The facility received three deficiencies as part of an annual inspection and a complaint investigation both conducted on 11/22/2024 under the following Title 22 Regulations: 87303(a), 87465(c)(2) and 87211(a)(1)(D).

Regarding the 87303(a) citation: LPA observed the fence to be repaired and made inaccessible to residents in care.

Regarding the 87465(c)(2) citation: LPA received an email on 12/9/2024 containing the requested documentation for a medication in-service training conducted on 12/5/24.

Regarding the 87211(a)(1)(D) citation: LPA received an email on 12/9/2024 containing the requested documentation for a reporting requirement in-service training conducted on 12/6/24.

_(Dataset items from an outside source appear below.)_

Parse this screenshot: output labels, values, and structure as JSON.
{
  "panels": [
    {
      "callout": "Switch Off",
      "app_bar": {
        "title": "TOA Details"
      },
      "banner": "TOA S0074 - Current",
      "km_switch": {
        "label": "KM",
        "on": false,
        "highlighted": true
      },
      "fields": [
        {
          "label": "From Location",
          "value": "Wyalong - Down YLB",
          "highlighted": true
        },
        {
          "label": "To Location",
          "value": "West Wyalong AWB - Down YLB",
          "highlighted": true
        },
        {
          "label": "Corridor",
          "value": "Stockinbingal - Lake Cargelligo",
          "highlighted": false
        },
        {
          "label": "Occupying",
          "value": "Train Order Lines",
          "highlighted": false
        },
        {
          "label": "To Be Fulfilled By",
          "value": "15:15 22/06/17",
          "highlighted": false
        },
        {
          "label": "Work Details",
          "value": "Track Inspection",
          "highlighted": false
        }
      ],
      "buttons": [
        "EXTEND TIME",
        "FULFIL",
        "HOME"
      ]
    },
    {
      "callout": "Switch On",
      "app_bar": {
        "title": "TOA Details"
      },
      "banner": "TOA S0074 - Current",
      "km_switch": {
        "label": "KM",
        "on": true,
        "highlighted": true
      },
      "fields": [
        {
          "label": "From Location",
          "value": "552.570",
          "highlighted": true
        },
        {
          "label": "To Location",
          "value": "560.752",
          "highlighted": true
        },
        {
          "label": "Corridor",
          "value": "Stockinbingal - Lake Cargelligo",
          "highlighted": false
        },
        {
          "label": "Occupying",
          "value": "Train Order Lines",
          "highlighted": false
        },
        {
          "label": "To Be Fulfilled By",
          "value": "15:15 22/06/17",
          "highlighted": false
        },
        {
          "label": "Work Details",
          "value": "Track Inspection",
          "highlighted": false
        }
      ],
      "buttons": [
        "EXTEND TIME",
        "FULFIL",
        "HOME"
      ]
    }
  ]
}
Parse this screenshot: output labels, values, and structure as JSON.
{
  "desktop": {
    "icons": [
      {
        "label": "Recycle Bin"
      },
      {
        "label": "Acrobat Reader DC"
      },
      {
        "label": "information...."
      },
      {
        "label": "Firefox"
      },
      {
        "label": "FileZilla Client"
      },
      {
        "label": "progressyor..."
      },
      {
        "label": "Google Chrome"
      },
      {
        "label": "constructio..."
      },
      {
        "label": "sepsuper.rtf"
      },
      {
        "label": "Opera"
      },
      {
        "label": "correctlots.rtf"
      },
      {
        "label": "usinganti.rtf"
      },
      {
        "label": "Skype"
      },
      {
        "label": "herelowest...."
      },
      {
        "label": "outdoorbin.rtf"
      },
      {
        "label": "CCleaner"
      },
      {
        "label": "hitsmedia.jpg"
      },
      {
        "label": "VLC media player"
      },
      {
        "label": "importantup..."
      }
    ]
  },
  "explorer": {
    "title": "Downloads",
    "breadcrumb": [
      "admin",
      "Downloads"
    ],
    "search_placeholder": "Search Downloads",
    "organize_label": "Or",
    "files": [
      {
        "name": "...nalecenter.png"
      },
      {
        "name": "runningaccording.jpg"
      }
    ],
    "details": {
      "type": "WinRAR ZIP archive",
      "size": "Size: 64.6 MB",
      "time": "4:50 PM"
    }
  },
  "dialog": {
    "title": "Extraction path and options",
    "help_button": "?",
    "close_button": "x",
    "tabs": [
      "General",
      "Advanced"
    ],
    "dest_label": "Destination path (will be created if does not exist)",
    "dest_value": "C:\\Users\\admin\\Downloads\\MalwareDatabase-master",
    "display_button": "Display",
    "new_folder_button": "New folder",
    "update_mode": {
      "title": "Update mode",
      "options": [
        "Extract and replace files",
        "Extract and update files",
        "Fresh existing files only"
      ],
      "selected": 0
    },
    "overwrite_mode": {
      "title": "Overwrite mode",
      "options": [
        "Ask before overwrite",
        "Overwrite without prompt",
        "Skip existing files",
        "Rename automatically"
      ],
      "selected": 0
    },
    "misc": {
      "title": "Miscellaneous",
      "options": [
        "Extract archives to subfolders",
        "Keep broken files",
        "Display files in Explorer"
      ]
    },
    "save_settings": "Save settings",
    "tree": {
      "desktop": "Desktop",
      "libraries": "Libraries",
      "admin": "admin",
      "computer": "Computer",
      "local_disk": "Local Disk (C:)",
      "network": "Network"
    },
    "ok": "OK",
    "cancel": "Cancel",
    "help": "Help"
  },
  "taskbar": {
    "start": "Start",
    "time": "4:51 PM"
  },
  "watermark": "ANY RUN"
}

Based on today's visit, the LPA determined all plans of correction were fulfilled by the assigned POC due dates. LPA reviewed this report with facility staff and provided a copy.
SUPERVISORS NAME: Armando J Lucero
LICENSING EVALUATOR NAME: Dwayne L Mason
LICENSING EVALUATOR SIGNATURE: DATE: 12/18/2024
I acknowledge receipt of this form and understand my licensing appeal rights as explained and received.
FACILITY REPRESENTATIVE SIGNATURE: DATE: 12/18/2024
This report must be available at Child Care and Group Home facilities for public review for 3 years.